FTX suddenly faced a major cash shortage. On Tuesday morning, the platform stopped processing clients’ requests for withdrawals. Hours later, Zhao announced that Binance would be buying FTX, tweeting: “FTX asked for our help.” He stipulated that the agreement was “nonbinding.”
The move came as a major surprise to crypto insiders, especially given Bankman-Fried’s stature in the industry. “If you suggested something like this 48 or even 24 hours ago—I don’t think anyone saw this coming,” Kristin Smith, the executive director of the Blockchain Association, a D.C.-based crypto lobbying group, says. “This is absolutely mind-blowing news for the crypto community, and a day that is going to be looked back upon for years ahead.”

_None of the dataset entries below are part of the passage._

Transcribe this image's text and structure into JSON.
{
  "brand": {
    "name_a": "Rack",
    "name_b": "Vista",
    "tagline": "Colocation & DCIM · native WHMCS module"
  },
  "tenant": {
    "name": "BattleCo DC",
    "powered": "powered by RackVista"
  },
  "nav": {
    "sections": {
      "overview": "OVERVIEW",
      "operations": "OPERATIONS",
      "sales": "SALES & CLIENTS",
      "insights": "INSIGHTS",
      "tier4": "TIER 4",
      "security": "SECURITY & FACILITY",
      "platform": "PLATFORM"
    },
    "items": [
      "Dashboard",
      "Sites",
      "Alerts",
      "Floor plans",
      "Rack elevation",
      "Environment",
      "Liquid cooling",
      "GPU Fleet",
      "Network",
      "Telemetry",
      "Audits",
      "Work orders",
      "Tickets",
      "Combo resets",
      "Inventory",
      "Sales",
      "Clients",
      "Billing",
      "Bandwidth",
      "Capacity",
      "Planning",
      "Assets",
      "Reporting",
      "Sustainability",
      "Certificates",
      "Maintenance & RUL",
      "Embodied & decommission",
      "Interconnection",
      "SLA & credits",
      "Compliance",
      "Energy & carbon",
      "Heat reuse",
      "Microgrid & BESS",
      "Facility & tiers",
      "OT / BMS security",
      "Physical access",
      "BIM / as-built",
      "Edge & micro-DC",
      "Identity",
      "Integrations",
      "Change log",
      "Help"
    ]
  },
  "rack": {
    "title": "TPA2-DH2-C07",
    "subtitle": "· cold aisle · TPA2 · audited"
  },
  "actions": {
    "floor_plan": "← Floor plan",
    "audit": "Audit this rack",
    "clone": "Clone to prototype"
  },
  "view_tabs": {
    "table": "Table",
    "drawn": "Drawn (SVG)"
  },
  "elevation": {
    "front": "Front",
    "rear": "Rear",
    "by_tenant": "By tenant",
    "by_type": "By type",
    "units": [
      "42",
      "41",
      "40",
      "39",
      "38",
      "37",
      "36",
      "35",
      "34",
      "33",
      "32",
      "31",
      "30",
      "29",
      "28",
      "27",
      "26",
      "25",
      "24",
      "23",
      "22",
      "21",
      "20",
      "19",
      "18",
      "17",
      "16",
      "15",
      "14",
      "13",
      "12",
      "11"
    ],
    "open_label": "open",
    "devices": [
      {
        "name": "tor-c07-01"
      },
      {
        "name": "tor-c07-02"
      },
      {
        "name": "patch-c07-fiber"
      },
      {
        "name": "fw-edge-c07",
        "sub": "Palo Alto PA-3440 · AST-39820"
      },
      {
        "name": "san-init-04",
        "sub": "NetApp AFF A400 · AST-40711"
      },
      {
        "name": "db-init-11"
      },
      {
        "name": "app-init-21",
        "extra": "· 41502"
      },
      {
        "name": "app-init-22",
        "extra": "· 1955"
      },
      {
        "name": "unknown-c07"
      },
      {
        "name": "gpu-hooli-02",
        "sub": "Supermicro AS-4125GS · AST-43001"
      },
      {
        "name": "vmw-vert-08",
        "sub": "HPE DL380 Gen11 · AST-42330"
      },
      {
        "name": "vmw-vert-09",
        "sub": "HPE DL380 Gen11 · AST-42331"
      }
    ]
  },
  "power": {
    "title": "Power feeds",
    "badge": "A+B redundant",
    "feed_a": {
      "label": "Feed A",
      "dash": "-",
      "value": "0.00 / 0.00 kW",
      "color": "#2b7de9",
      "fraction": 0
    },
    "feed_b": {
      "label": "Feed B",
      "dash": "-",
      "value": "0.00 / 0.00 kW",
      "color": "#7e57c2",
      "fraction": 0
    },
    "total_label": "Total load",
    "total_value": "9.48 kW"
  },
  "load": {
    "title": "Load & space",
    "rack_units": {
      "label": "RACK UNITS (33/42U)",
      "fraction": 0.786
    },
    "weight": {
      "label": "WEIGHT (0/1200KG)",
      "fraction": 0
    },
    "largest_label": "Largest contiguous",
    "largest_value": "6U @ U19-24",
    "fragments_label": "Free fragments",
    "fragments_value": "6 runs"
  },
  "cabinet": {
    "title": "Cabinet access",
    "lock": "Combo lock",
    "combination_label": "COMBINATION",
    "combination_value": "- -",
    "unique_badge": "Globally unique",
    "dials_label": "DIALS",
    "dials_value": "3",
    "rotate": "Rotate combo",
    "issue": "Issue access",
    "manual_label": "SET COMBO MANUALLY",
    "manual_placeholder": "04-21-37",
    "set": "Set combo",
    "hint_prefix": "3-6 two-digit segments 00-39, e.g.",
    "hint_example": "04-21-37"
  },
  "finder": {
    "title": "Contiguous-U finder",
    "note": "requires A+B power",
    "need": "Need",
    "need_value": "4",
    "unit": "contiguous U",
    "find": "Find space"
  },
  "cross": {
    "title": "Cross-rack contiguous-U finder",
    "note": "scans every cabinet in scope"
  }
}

“Most people did not expect FTX to end up in this situation, given they were the savior of these other distressed companies,” Svanevik says. “We of course know that Sam Bankman-Fried had been quite active trying to influence regulation in the U.S. It looks a bit embarrassing to end up in this situation so shortly after.”
What this means for crypto
In the short term, the news sent major shockwaves through crypto, with Bitcoin dropping 10% and Ether dropping more than 17%. It’s possible that the downward spiral could continue, as collapses of crypto platforms or companies have proved to be contagious to the larger ecosystem.
Smith predicts that the sale will cause Bankman-Fried to take a backseat in U.S. crypto regulatory negotiations. “I don’t imagine that we’re going to see him walking the halls of Capitol Hill anytime soon,” she says. She also says that FTX’s downfall could lead to increased urgency from legislators to regulate large exchanges. “If there’s one thing the events have shown, it’s that we really do need to have more transparency into how centralized crypto exchanges work,” she says. “We need to get legislation passed.”
Zhao’s Binance, on the other hand, is now the undisputed powerhouse of the centralized crypto world. The company’s acquisition of FTX is concerning to many crypto idealists given the importance they place on decentralization. And others in the industry are concerned that the deal will draw antitrust scrutiny in more stringent jurisdictions around the world, including in the E.U.
John Lo, managing partner of digital assets at the investment firm Recharge Capital, wrote in an email to TIME that after the sale, crypto “is more centralized than ever.” However, he hopes that the events serve as a wake-up call to the crypto community to re-orient its priorities toward the technology’s core values. “Centralized actors will continue to curb stomp decentralization when presented the opportunity,” he wrote. “However, the ascent of decentralized and autonomous solutions are inevitable.”